Well, no, we haven’t. And we know this is coming to an abrupt end. The Moose advises that this is the last day of this surreal period of otherworldly warmth. Tomorrow, the daytime high is predicted to be 16, with a low at night of 5. By the weekend, it’s raining, 12, and close to freezing at night. Which is what one expects from the weather here, in southeastern Canada.

Yes, it’s been a joyous two weeks: a reprieve after all hope had been abandoned, and we were expecting to have to close up the cabin early this year. But it’s also been somewhat disturbing, this weather misbehaviour. We keep thinking: this is not normal. While we were sitting on white hot sand beside glittering water that rivals the Caribbean’s, the real Caribbean was being crushed by three unprecedentedly-huge hurricanes in a row. While folks in our village general store were buying two-scoop ice creams and marvelling at the unusual weather, the Atlantic hurricane season had wiped out Puerto Rico, Dominica, Barbuda, and many other island countries and territories. When we finally got an internet signal and looked at the news, it was horrifying. The leaders of these flattened countries are saying that rebuilding may well be impossible. They are saying they may have to abandon their countries.
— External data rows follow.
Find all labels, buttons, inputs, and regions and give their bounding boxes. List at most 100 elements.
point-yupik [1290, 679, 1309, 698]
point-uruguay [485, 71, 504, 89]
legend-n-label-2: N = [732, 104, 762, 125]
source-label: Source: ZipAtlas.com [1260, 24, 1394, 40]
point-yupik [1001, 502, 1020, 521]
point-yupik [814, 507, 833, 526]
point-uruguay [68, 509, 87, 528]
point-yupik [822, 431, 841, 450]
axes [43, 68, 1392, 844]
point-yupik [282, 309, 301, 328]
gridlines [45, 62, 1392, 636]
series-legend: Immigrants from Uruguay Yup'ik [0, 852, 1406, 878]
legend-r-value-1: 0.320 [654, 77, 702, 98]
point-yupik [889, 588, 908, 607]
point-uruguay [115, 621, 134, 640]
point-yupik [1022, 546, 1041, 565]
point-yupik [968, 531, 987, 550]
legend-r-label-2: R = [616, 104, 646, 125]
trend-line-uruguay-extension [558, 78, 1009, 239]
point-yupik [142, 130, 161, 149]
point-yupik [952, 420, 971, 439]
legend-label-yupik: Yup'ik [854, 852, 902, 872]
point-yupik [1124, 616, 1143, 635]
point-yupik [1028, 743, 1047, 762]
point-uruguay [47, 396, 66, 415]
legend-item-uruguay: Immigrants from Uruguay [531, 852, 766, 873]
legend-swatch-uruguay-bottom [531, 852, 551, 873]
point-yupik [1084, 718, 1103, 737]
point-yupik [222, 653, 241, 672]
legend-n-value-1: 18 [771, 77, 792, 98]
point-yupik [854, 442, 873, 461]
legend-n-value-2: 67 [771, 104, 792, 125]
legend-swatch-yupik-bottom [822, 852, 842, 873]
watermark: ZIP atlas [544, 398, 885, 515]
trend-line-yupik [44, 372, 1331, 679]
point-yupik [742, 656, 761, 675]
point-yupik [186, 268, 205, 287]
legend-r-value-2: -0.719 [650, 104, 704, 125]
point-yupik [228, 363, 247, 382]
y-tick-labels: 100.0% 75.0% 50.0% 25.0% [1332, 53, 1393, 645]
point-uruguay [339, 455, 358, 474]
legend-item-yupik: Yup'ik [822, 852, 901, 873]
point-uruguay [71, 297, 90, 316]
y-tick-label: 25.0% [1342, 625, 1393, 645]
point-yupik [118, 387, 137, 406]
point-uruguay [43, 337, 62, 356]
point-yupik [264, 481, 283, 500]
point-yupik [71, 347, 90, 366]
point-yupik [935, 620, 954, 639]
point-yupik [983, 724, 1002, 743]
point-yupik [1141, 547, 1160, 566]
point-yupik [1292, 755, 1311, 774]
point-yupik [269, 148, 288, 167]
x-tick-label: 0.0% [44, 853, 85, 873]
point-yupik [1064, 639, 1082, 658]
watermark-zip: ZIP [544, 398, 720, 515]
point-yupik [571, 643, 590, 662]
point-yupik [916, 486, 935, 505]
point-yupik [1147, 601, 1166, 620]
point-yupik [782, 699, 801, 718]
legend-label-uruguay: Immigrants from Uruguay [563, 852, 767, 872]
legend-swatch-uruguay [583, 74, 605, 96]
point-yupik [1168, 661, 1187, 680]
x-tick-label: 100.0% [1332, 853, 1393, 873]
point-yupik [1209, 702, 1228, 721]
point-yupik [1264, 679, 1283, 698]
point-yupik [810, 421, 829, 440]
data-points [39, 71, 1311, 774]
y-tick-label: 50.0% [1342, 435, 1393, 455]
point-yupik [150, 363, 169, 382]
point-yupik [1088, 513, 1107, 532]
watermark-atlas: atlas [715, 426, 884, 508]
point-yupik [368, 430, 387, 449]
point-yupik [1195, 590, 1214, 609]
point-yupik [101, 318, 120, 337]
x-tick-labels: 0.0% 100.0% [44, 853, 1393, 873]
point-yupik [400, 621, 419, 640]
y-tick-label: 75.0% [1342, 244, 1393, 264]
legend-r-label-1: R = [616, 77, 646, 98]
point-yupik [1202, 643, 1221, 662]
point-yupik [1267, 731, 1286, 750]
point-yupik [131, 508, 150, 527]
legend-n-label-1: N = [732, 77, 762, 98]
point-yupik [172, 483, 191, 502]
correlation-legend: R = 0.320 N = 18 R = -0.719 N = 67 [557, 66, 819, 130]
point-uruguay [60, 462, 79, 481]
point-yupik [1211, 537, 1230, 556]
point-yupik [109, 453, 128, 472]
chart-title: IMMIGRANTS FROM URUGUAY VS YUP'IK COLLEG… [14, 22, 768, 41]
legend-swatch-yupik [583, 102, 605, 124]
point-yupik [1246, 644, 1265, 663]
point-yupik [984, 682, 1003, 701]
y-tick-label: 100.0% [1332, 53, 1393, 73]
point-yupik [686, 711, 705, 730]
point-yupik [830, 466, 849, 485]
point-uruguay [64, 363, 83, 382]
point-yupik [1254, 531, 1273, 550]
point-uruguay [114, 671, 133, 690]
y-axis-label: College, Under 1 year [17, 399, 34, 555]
For years we have been hearing about “climate refugees,” and how people will have to flee drowned-out and destroyed areas, in the way they flee wars. Meanwhile, the government of the United States pulls out of the Climate Accord and promises to invest in more coal (perhaps they will also put their money into the cotton gin and rotary-dial telephones). Canada’s record isn’t spotless, either: despite our self-image of being greenies, we have a poor international reputation on environmental protection (not to mention the international embarrassment of the oil sands).

We tell ourselves we know what to expect from the weather. We kid ourselves that everything is all right. Yes, there are terrible hurricanes; yes, it’s been a bad year for that. But here? We’re fine. It was a strange cold summer, yes, but look at this incredible gift: going-on three weeks of steaming hot weather. The trees have dumped their leaves without turning their usual magnificent colours; the ducks are hanging around in the bays instead of flocking together to migrate; the mosquitoes have had another hatching. But really, it’s nothing to worry about. This isn’t climate change – not here, not yet. Everything’s fine. It’s just a little…unusual.